LE CHAMP DE MAÏS (THE FIELD) di Sandhya Suri, India/Francia/Gran Bretagna (2018): Il campo di grano di un villaggio in India come centro del mondo per una donna, che di giorno lavora e di notte ha incontri clandestini con un giovane. Una storia basic viene bilanciata dalla curiosità e dalla novità per noi occidentali di vedere su schermo dinamiche di vita quotidiana (tradimento in camporella, rapporto moglie e marito – tra cui non devi mettere il dito) ambientate in un paese per noi ancora da scoprire. Insomma, il classico film “esotico” che affascina in quanto “esotico” ma che se non fosse “esotico” anche sticazzi.  VOTO: 6,5

THE PASSAGE di Kitao Sakurai e Philip Burgers, Stati Uniti (2018): Classica commedia edgy americana contemporanea scritta da uno degli autori dello show di Eric Andre.
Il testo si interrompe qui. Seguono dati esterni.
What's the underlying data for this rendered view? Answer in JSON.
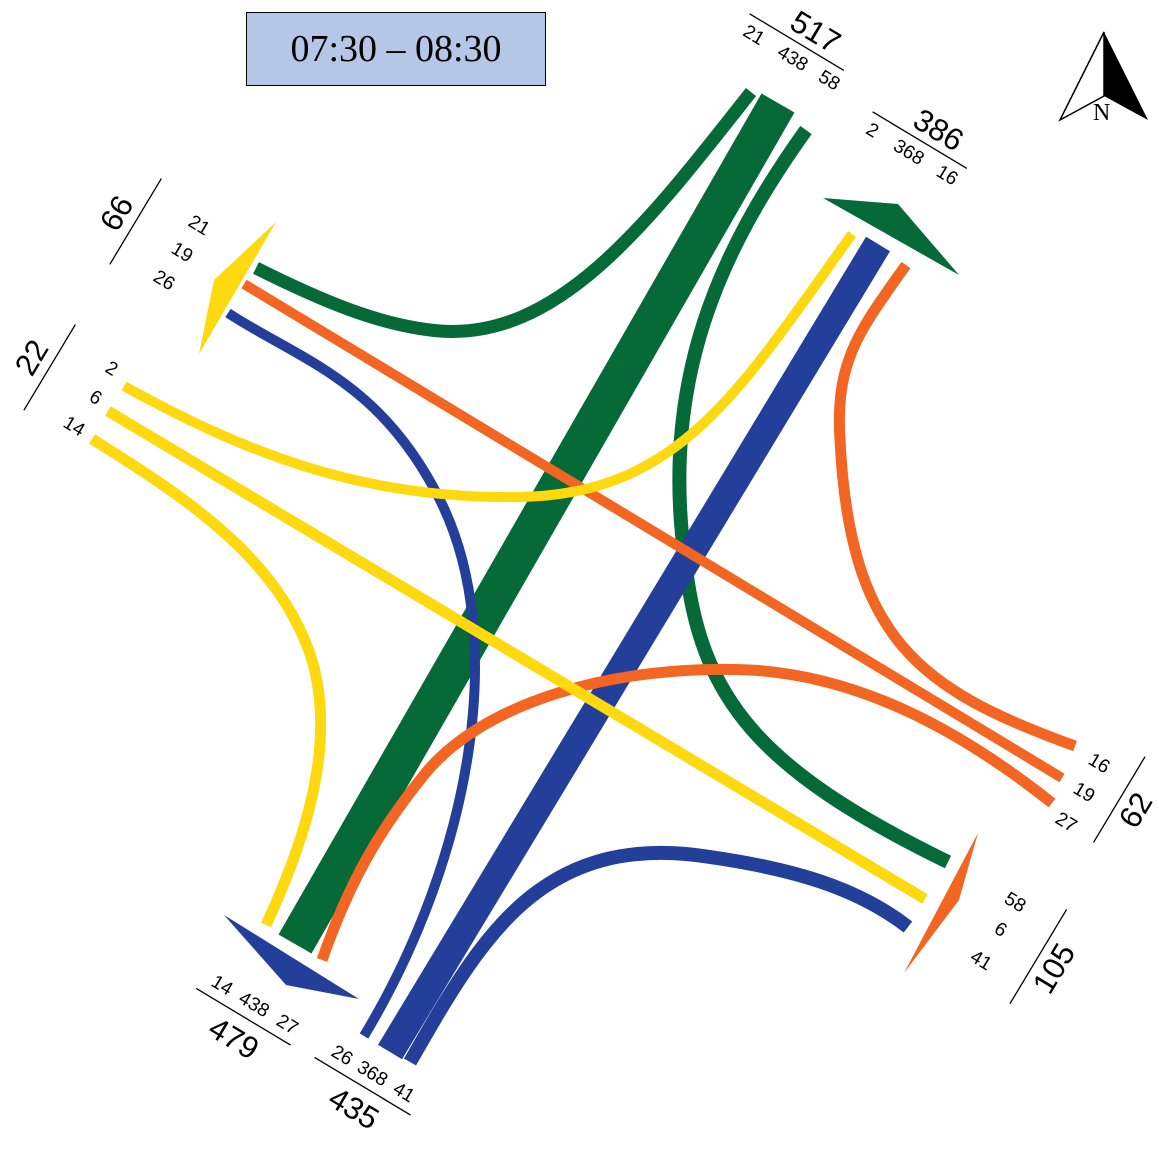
{
  "period": "07:30 – 08:30",
  "north_label": "N",
  "colors": {
    "green": "#066938",
    "blue": "#233f99",
    "orange": "#f26522",
    "yellow": "#ffd90f",
    "box": "#b4c7e7"
  },
  "approaches": {
    "north": {
      "total": "517",
      "flows": [
        "21",
        "438",
        "58"
      ],
      "exit_total": "386",
      "exit_flows": [
        "2",
        "368",
        "16"
      ]
    },
    "west": {
      "exit_total": "66",
      "exit_flows": [
        "21",
        "19",
        "26"
      ],
      "total": "22",
      "flows": [
        "2",
        "6",
        "14"
      ]
    },
    "east": {
      "total": "62",
      "flows": [
        "16",
        "19",
        "27"
      ],
      "exit_total": "105",
      "exit_flows": [
        "58",
        "6",
        "41"
      ]
    },
    "south": {
      "exit_total": "479",
      "exit_flows": [
        "14",
        "438",
        "27"
      ],
      "total": "435",
      "flows": [
        "26",
        "368",
        "41"
      ]
    }
  }
}
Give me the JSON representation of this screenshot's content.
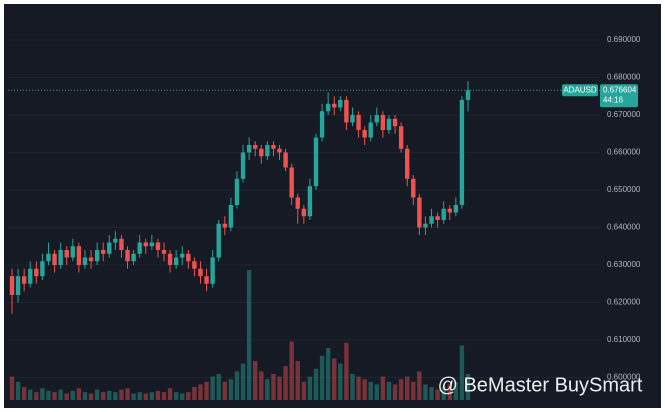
{
  "chart_data": {
    "type": "candlestick",
    "symbol": "ADAUSD",
    "last_price": 0.676604,
    "countdown": "44:16",
    "watermark": "@ BeMaster BuySmart",
    "up_color": "#26a69a",
    "down_color": "#ef5350",
    "ylim": [
      0.594,
      0.698
    ],
    "yticks": [
      {
        "value": 0.6,
        "label": "0.600000"
      },
      {
        "value": 0.61,
        "label": "0.610000"
      },
      {
        "value": 0.62,
        "label": "0.620000"
      },
      {
        "value": 0.63,
        "label": "0.630000"
      },
      {
        "value": 0.64,
        "label": "0.640000"
      },
      {
        "value": 0.65,
        "label": "0.650000"
      },
      {
        "value": 0.66,
        "label": "0.660000"
      },
      {
        "value": 0.67,
        "label": "0.670000"
      },
      {
        "value": 0.68,
        "label": "0.680000"
      },
      {
        "value": 0.69,
        "label": "0.690000"
      }
    ],
    "candles": [
      [
        0.627,
        0.629,
        0.617,
        0.622
      ],
      [
        0.622,
        0.629,
        0.62,
        0.627
      ],
      [
        0.627,
        0.629,
        0.623,
        0.625
      ],
      [
        0.625,
        0.631,
        0.624,
        0.629
      ],
      [
        0.629,
        0.631,
        0.625,
        0.627
      ],
      [
        0.627,
        0.633,
        0.626,
        0.631
      ],
      [
        0.631,
        0.636,
        0.63,
        0.633
      ],
      [
        0.633,
        0.634,
        0.628,
        0.63
      ],
      [
        0.63,
        0.636,
        0.629,
        0.634
      ],
      [
        0.634,
        0.635,
        0.63,
        0.632
      ],
      [
        0.632,
        0.637,
        0.631,
        0.635
      ],
      [
        0.635,
        0.636,
        0.628,
        0.63
      ],
      [
        0.63,
        0.634,
        0.629,
        0.632
      ],
      [
        0.632,
        0.634,
        0.629,
        0.631
      ],
      [
        0.631,
        0.636,
        0.63,
        0.634
      ],
      [
        0.634,
        0.636,
        0.631,
        0.633
      ],
      [
        0.633,
        0.638,
        0.632,
        0.636
      ],
      [
        0.636,
        0.639,
        0.634,
        0.637
      ],
      [
        0.637,
        0.638,
        0.632,
        0.634
      ],
      [
        0.634,
        0.635,
        0.629,
        0.631
      ],
      [
        0.631,
        0.634,
        0.63,
        0.633
      ],
      [
        0.633,
        0.638,
        0.632,
        0.636
      ],
      [
        0.636,
        0.637,
        0.633,
        0.635
      ],
      [
        0.635,
        0.638,
        0.634,
        0.636
      ],
      [
        0.636,
        0.637,
        0.632,
        0.634
      ],
      [
        0.634,
        0.636,
        0.631,
        0.633
      ],
      [
        0.633,
        0.634,
        0.628,
        0.63
      ],
      [
        0.63,
        0.634,
        0.629,
        0.632
      ],
      [
        0.632,
        0.635,
        0.63,
        0.633
      ],
      [
        0.633,
        0.634,
        0.629,
        0.631
      ],
      [
        0.631,
        0.632,
        0.627,
        0.629
      ],
      [
        0.629,
        0.631,
        0.625,
        0.627
      ],
      [
        0.627,
        0.629,
        0.623,
        0.625
      ],
      [
        0.625,
        0.634,
        0.624,
        0.632
      ],
      [
        0.632,
        0.642,
        0.631,
        0.641
      ],
      [
        0.641,
        0.643,
        0.638,
        0.64
      ],
      [
        0.64,
        0.648,
        0.639,
        0.646
      ],
      [
        0.646,
        0.655,
        0.645,
        0.653
      ],
      [
        0.653,
        0.662,
        0.652,
        0.66
      ],
      [
        0.66,
        0.664,
        0.658,
        0.662
      ],
      [
        0.662,
        0.663,
        0.659,
        0.661
      ],
      [
        0.661,
        0.662,
        0.657,
        0.659
      ],
      [
        0.659,
        0.663,
        0.658,
        0.662
      ],
      [
        0.662,
        0.663,
        0.659,
        0.661
      ],
      [
        0.661,
        0.662,
        0.658,
        0.66
      ],
      [
        0.66,
        0.661,
        0.655,
        0.656
      ],
      [
        0.656,
        0.657,
        0.646,
        0.648
      ],
      [
        0.648,
        0.649,
        0.641,
        0.645
      ],
      [
        0.645,
        0.646,
        0.641,
        0.643
      ],
      [
        0.643,
        0.653,
        0.642,
        0.651
      ],
      [
        0.651,
        0.665,
        0.65,
        0.664
      ],
      [
        0.664,
        0.673,
        0.663,
        0.671
      ],
      [
        0.671,
        0.676,
        0.67,
        0.673
      ],
      [
        0.673,
        0.675,
        0.67,
        0.672
      ],
      [
        0.672,
        0.675,
        0.671,
        0.674
      ],
      [
        0.674,
        0.675,
        0.666,
        0.668
      ],
      [
        0.668,
        0.672,
        0.667,
        0.67
      ],
      [
        0.67,
        0.671,
        0.664,
        0.666
      ],
      [
        0.666,
        0.667,
        0.662,
        0.664
      ],
      [
        0.664,
        0.67,
        0.663,
        0.668
      ],
      [
        0.668,
        0.672,
        0.667,
        0.67
      ],
      [
        0.67,
        0.671,
        0.664,
        0.666
      ],
      [
        0.666,
        0.67,
        0.665,
        0.669
      ],
      [
        0.669,
        0.67,
        0.665,
        0.667
      ],
      [
        0.667,
        0.668,
        0.66,
        0.661
      ],
      [
        0.661,
        0.662,
        0.651,
        0.653
      ],
      [
        0.653,
        0.654,
        0.646,
        0.648
      ],
      [
        0.648,
        0.649,
        0.638,
        0.64
      ],
      [
        0.64,
        0.643,
        0.638,
        0.641
      ],
      [
        0.641,
        0.645,
        0.64,
        0.643
      ],
      [
        0.643,
        0.644,
        0.64,
        0.642
      ],
      [
        0.642,
        0.647,
        0.641,
        0.645
      ],
      [
        0.645,
        0.646,
        0.642,
        0.644
      ],
      [
        0.644,
        0.648,
        0.643,
        0.646
      ],
      [
        0.646,
        0.675,
        0.645,
        0.674
      ],
      [
        0.674,
        0.679,
        0.671,
        0.6766
      ]
    ],
    "volumes": [
      18,
      14,
      10,
      8,
      6,
      9,
      7,
      6,
      8,
      5,
      7,
      9,
      6,
      5,
      8,
      6,
      7,
      6,
      8,
      9,
      5,
      6,
      5,
      6,
      7,
      6,
      9,
      6,
      5,
      6,
      10,
      12,
      14,
      18,
      20,
      14,
      16,
      22,
      28,
      100,
      30,
      22,
      16,
      20,
      18,
      26,
      45,
      30,
      14,
      18,
      24,
      34,
      40,
      32,
      28,
      44,
      20,
      18,
      16,
      14,
      12,
      18,
      14,
      12,
      16,
      18,
      14,
      22,
      12,
      10,
      8,
      10,
      12,
      14,
      42,
      20
    ]
  }
}
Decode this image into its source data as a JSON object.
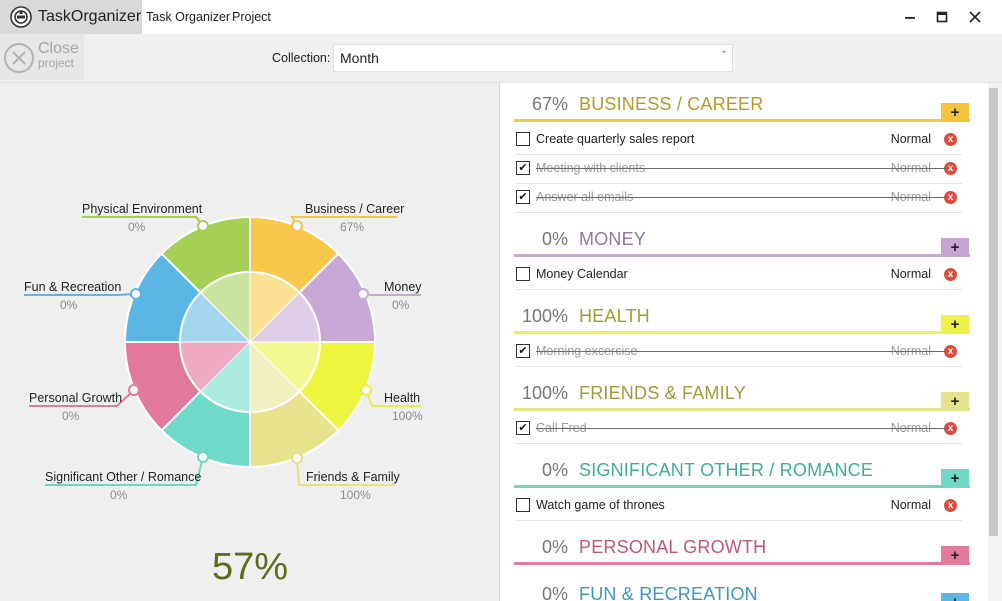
{
  "app": {
    "name": "TaskOrganizer",
    "menu": [
      "Task Organizer",
      "Project"
    ],
    "window_controls": [
      "minimize-icon",
      "maximize-icon",
      "close-icon"
    ]
  },
  "toolbar": {
    "close_label": "Close",
    "close_sub": "project",
    "collection_label": "Collection:",
    "collection_value": "Month"
  },
  "chart": {
    "overall": "57%",
    "segments": [
      {
        "name": "Business / Career",
        "pct": "67%",
        "value": 67,
        "outer": "#f9c84a",
        "inner": "#fbdf94",
        "line": "#f3c64d"
      },
      {
        "name": "Money",
        "pct": "0%",
        "value": 0,
        "outer": "#c7a8d4",
        "inner": "#dfcde7",
        "line": "#c7a8d4"
      },
      {
        "name": "Health",
        "pct": "100%",
        "value": 100,
        "outer": "#eef53f",
        "inner": "#f3f890",
        "line": "#eaf03a"
      },
      {
        "name": "Friends & Family",
        "pct": "100%",
        "value": 100,
        "outer": "#e7e38c",
        "inner": "#f1eec0",
        "line": "#e3df87"
      },
      {
        "name": "Significant Other / Romance",
        "pct": "0%",
        "value": 0,
        "outer": "#6edac7",
        "inner": "#abeadf",
        "line": "#6fd6c3"
      },
      {
        "name": "Personal Growth",
        "pct": "0%",
        "value": 0,
        "outer": "#e3789d",
        "inner": "#eeaac2",
        "line": "#e37a9c"
      },
      {
        "name": "Fun & Recreation",
        "pct": "0%",
        "value": 0,
        "outer": "#5bb6e4",
        "inner": "#a3d5ef",
        "line": "#5bb6e4"
      },
      {
        "name": "Physical Environment",
        "pct": "0%",
        "value": 0,
        "outer": "#a6d055",
        "inner": "#cae39f",
        "line": "#a3cf52"
      }
    ]
  },
  "categories": [
    {
      "pct": "67%",
      "name": "BUSINESS / CAREER",
      "color": "#b59a26",
      "line": "#f6c94f",
      "add": "#f6c43a",
      "tasks": [
        {
          "name": "Create quarterly sales report",
          "priority": "Normal",
          "done": false
        },
        {
          "name": "Meeting with clients",
          "priority": "Normal",
          "done": true
        },
        {
          "name": "Answer all emails",
          "priority": "Normal",
          "done": true
        }
      ]
    },
    {
      "pct": "0%",
      "name": "MONEY",
      "color": "#8f7a99",
      "line": "#c7a8d4",
      "add": "#c5a6d1",
      "tasks": [
        {
          "name": "Money Calendar",
          "priority": "Normal",
          "done": false
        }
      ]
    },
    {
      "pct": "100%",
      "name": "HEALTH",
      "color": "#9aa22e",
      "line": "#eef148",
      "add": "#eef148",
      "tasks": [
        {
          "name": "Morning excercise",
          "priority": "Normal",
          "done": true
        }
      ]
    },
    {
      "pct": "100%",
      "name": "FRIENDS & FAMILY",
      "color": "#a09b3c",
      "line": "#e6e38f",
      "add": "#e6e38f",
      "tasks": [
        {
          "name": "Call Fred",
          "priority": "Normal",
          "done": true
        }
      ]
    },
    {
      "pct": "0%",
      "name": "SIGNIFICANT OTHER / ROMANCE",
      "color": "#3fae9c",
      "line": "#6fd8c5",
      "add": "#6fd8c5",
      "tasks": [
        {
          "name": "Watch game of thrones",
          "priority": "Normal",
          "done": false
        }
      ]
    },
    {
      "pct": "0%",
      "name": "PERSONAL GROWTH",
      "color": "#c0577d",
      "line": "#e37a9c",
      "add": "#e37a9c",
      "tasks": []
    },
    {
      "pct": "0%",
      "name": "FUN & RECREATION",
      "color": "#3d95c6",
      "line": "#5bb6e4",
      "add": "#5bb6e4",
      "tasks": []
    }
  ],
  "icons": {
    "add": "+",
    "delete": "x"
  }
}
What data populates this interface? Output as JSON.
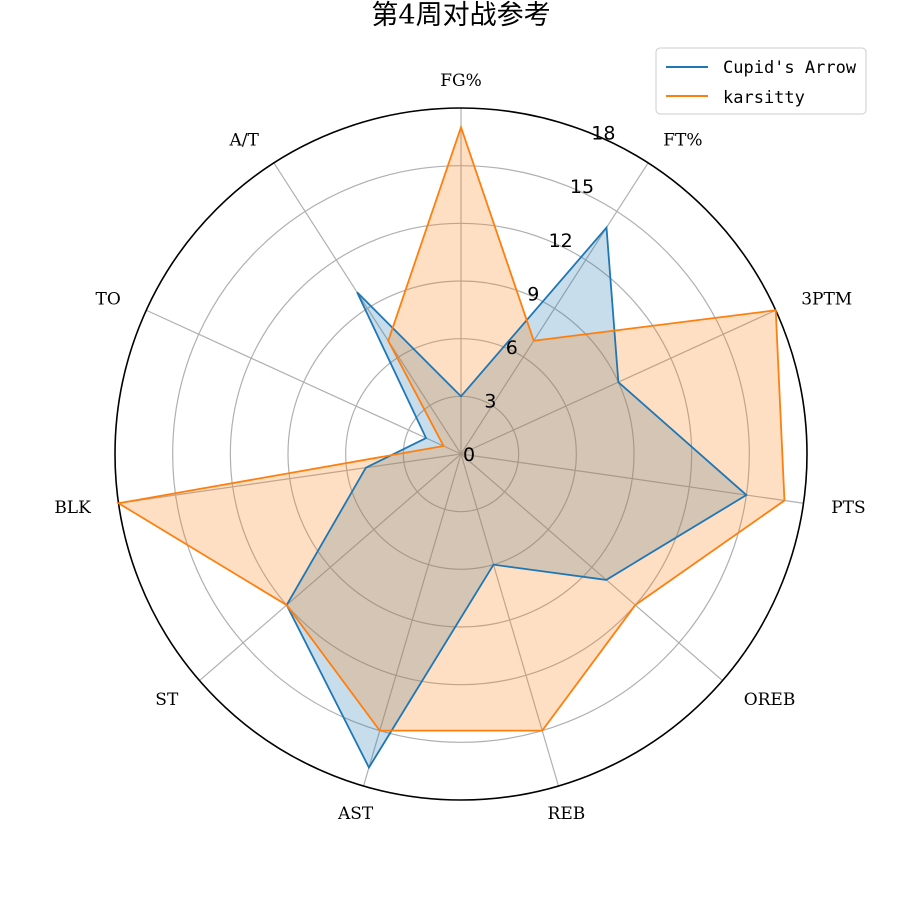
{
  "chart_data": {
    "type": "radar",
    "title": "第4周对战参考",
    "categories": [
      "FG%",
      "FT%",
      "3PTM",
      "PTS",
      "OREB",
      "REB",
      "AST",
      "ST",
      "BLK",
      "TO",
      "A/T"
    ],
    "rlim": [
      0,
      18
    ],
    "rticks": [
      0,
      3,
      6,
      9,
      12,
      15,
      18
    ],
    "rtick_labels": [
      "0",
      "3",
      "6",
      "9",
      "12",
      "15",
      "18"
    ],
    "grid": true,
    "legend_position": "top-right",
    "series": [
      {
        "name": "Cupid's Arrow",
        "color": "#1f77b4",
        "fill": "#1f77b4",
        "values": [
          3,
          14,
          9,
          15,
          10,
          6,
          17,
          12,
          5,
          2,
          10
        ]
      },
      {
        "name": "karsitty",
        "color": "#ff7f0e",
        "fill": "#ff7f0e",
        "values": [
          17,
          7,
          18,
          17,
          12,
          15,
          15,
          12,
          18,
          1,
          7
        ]
      }
    ]
  }
}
Il protagonista è Philip Burger, che scappa da una situazione scomoda all’altra, inseguito da due tizi che lo vogliono apparentemente far fuori. Produzione mega, regia sicura, si ride, l’attore è buffo. Niente di rivoluzionario, ma tutto al posto giusto. VOTO: 7

The Field

Questa sera, venerdì, ultimo appuntamento a Parco Raggio. Il cielo è grigio e la pioggia incombe ma Concorto sarà più forte anche del meteo e degli dèi. In ogni caso, l’appuntamento clou è l’ultima parte di Deep Night a Mezzanotte nella Serra del Parco. Horror, cose strane e cazzi spaziali. Let’s go.